President Lincoln brought U S Grant east from his triumphs at Vicksburg and Chattanooga to confront Lee. Grant was stunned by the ferocity of Lee’s resistance but, unlike his predecessors, Grant refused to back off, waging a bloody war of attrition (including the Battles of Spotsylvania and Cold Harbor) which lasted exactly a year.

After Lee’s defensive lines broke under the weight of massive Union assaults in the spring of 1865 Lee could no longer defend Richmond, the Confederate capital. He embarked upon a week-long retreat. Incapable of going any further, his men fell out through hunger and exhaustion, animals collapsed and units disintegrated.

At Appomattox Court House on April 9 1865, Lee found himself almost surrounded and massively outnumbered. He told one of his aides: ‘There is nothing left for me to do but go and see General Grant and I would rather die a thousand deaths.’

Grant’s considerate behaviour, at least partially in deference to Lincoln’s wishes, made the ordeal of surrender less painful for him.

Remarkably throughout the war it would seem that Lee never referred to his Union opponents as ‘the enemy’ but as ‘those people’. On this reading of the past, this extraordinary absence of bitterness and the man’s own innate dignity enabled Lee to accept defeat and seek to ‘bind up the wounds’ caused by the war by preaching to his people the necessity of peace and national unity.

This perspective is repudiated by those who insist that Lee was not conciliatory towards the North, that he championed southern grievances and that he was antagonistic towards the emancipated slaves.

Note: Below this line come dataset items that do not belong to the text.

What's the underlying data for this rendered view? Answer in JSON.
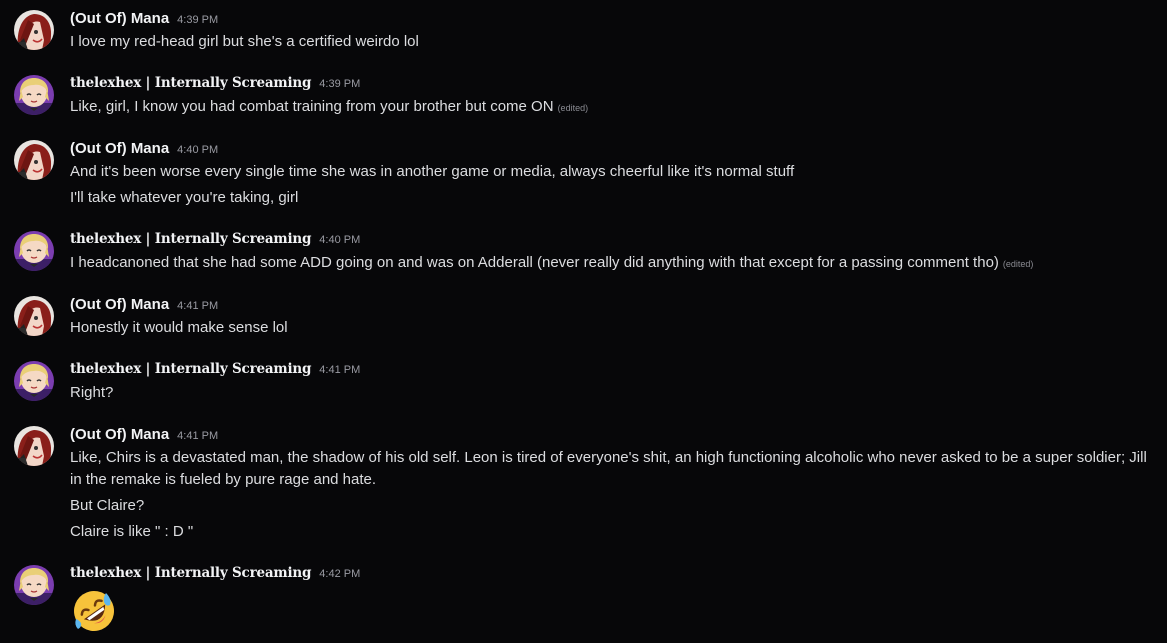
{
  "messages": [
    {
      "author": "(Out Of) Mana",
      "timestamp": "4:39 PM",
      "lines": [
        "I love my red-head girl but she's a certified weirdo lol"
      ]
    },
    {
      "author": "thelexhex | Internally Screaming",
      "timestamp": "4:39 PM",
      "lines": [
        "Like, girl, I know you had combat training from your brother but come ON"
      ],
      "edited": "(edited)"
    },
    {
      "author": "(Out Of) Mana",
      "timestamp": "4:40 PM",
      "lines": [
        "And it's been worse every single time she was in another game or media, always cheerful like it's normal stuff",
        "I'll take whatever you're taking, girl"
      ]
    },
    {
      "author": "thelexhex | Internally Screaming",
      "timestamp": "4:40 PM",
      "lines": [
        "I headcanoned that she had some ADD going on and was on Adderall (never really did anything with that except for a passing comment tho)"
      ],
      "edited": "(edited)"
    },
    {
      "author": "(Out Of) Mana",
      "timestamp": "4:41 PM",
      "lines": [
        "Honestly it would make sense lol"
      ]
    },
    {
      "author": "thelexhex | Internally Screaming",
      "timestamp": "4:41 PM",
      "lines": [
        "Right?"
      ]
    },
    {
      "author": "(Out Of) Mana",
      "timestamp": "4:41 PM",
      "lines": [
        "Like, Chirs is a devastated man, the shadow of his old self. Leon is tired of everyone's shit, an high functioning alcoholic who never asked to be a super soldier; Jill in the remake is fueled by pure rage and hate.",
        "But Claire?",
        "Claire is like \" : D \""
      ]
    },
    {
      "author": "thelexhex | Internally Screaming",
      "timestamp": "4:42 PM",
      "emoji": "rolling-on-floor-laughing-emoji"
    }
  ],
  "colors": {
    "background": "#070709",
    "text": "#dcdde0",
    "username": "#f2f3f5",
    "timestamp": "#9a9ba3"
  }
}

Finally, if Lee was such a genius, why did the South lose? Explanations rarely focus on Lee’s inability to deliver victory but tend to major on the North’s demographic and economic advantages. Yet history provides examples of weaker powers defeating stronger ones. Lee’s greatest failure surely was that he never produced a war-winning strategy. He was curiously blind to the crucial importance of the Western theatre. Impressive though his victories were, they were achieved with ‘Stonewall’ Jackson at his side. After Jackson’s death (from ‘friendly fire’ at Chancellorsville) there were no more victories. Apart from Grant, most of his Union opponents were fairly mediocre.

Is it too harsh to suggest that Lee’s iconic status owes more to the psychological needs of the post-war South than to his military genius?